ORDERED that the order entered April 6, 2007, is modified, on the law, by adding to the first sentence of the last paragraph on page two thereof the words “and that the defendant's conduct was calculated to, or actually did, defeat, impair, impede or prejudice the rights or remedies of the plaintiff”;  as so modified, the order is affirmed, with costs to the plaintiff.

 To sustain a finding of civil contempt, a court must find that the alleged contemnor violated a lawful order of the court, clearly expressing an unequivocal mandate, of which that party had knowledge, and that as a result of the violation a right of a party to the litigation was prejudiced (see Judiciary Law § 753[A][3];  McCain v. Dinkins, 84 N.Y.2d 216, 226, 616 N.Y.S.2d 335, 639 N.E.2d 1132;  Matter of McCormick v. Axelrod, 59 N.Y.2d 574, 583, 466 N.Y.S.2d 279, 453 N.E.2d 508;  Kalish v. Lindsay, 47 A.D.3d 889, 891, 850 N.Y.S.2d 599;  Giano v. Ioannou, 41 A.D.3d 427, 835 N.Y.S.2d 915).  “[I]t is not necessary that the disobedience be deliberate or willful;  rather, the mere act of disobedience, regardless of its motive, is sufficient if such disobedience defeats, impairs, impedes or prejudices the rights of a party” (Hinkson v.
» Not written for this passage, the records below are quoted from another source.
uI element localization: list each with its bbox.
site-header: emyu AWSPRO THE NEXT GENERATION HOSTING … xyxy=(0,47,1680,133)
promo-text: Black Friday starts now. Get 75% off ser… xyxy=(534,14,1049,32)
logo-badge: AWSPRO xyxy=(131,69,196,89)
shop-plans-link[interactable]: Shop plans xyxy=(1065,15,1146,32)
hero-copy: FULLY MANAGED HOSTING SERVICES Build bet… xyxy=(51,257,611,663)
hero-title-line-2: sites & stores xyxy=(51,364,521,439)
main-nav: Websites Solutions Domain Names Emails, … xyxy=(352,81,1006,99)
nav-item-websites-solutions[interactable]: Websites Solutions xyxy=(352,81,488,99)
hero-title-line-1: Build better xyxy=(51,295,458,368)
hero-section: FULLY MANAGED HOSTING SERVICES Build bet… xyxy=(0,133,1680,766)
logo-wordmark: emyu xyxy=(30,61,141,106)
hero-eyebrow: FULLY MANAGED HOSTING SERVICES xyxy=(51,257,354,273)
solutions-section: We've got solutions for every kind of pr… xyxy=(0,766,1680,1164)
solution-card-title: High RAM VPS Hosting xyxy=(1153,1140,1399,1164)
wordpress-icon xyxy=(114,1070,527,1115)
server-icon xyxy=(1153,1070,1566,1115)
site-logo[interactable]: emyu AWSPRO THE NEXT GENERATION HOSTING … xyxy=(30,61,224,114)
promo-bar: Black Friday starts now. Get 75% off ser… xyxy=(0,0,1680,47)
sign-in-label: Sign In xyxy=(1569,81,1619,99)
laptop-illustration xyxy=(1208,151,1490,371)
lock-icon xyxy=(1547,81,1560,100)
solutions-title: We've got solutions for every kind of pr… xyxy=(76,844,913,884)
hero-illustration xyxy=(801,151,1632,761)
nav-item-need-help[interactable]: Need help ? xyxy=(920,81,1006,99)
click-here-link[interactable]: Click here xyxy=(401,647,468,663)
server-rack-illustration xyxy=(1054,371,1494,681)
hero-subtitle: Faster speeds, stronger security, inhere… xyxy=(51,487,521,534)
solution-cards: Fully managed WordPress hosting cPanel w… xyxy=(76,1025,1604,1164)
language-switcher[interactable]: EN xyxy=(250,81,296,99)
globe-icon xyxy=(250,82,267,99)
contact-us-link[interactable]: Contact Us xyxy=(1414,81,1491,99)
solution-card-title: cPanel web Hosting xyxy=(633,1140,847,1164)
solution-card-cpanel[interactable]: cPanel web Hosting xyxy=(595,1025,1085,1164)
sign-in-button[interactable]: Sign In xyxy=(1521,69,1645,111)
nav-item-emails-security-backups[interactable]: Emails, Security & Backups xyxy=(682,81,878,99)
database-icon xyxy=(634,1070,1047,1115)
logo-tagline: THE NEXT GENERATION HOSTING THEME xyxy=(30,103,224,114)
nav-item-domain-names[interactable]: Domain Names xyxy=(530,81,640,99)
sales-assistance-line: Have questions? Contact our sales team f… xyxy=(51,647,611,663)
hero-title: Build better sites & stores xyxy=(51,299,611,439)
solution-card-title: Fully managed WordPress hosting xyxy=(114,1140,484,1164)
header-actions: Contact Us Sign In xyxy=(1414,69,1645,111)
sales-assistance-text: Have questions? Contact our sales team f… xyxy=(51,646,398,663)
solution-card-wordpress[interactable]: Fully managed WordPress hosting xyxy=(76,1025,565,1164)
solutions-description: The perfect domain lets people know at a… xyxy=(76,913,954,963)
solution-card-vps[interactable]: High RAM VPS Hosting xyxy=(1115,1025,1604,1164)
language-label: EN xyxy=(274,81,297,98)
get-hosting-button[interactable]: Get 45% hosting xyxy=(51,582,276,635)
Daughtry-Hinkson, 31 A.D.3d 608, 819 N.Y.S.2d 535, quoting Jim Walter Doors v. Greenberg, 151 A.D.2d 550, 551, 542 N.Y.S.2d 324;  see Conners v. Pallozzi, 241 A.D.2d 719, 660 N.Y.S.2d 189;  Italian Am. Civic Assn. of Mineola, N.Y. v. Cataldo, 225 A.D.2d 733, 639 N.Y.S.2d 944;  Gordon v. Janover, 121 A.D.2d 599, 600, 503 N.Y.S.2d 860).

 Here, the record reveals that the defendant was aware of the clear and unequivocal temporary restraining order previously issued by the Supreme Court, and violated it, and that such conduct defeated, impaired, impeded, or prejudiced the plaintiff's rights or remedies.   Contrary to the defendant's contention, he failed to raise a factual issue warranting a hearing (see Cashman v. Rosenthal, 261 A.D.2d 287, 690 N.Y.S.2d 251).   We note that, although the court failed to include in its order the required recital that the defendant's conduct was calculated to, or actually did, defeat, impair, impede, or prejudice the plaintiff's rights or remedies, the finding of contempt is supported by the record, and thus the omission was a mere irregularity that may be corrected on appeal (see Lopez v. Ajose, 33 A.D.3d 976, 977, 824 N.Y.S.2d 113;  Raphael v. Raphael, 20 A.D.3d 463, 464, 799 N.Y.S.2d 108;  Home Surplus of Brooklyn v. Home Surplus, 3 A.D.3d 472, 473, 769 N.Y.S.2d 904).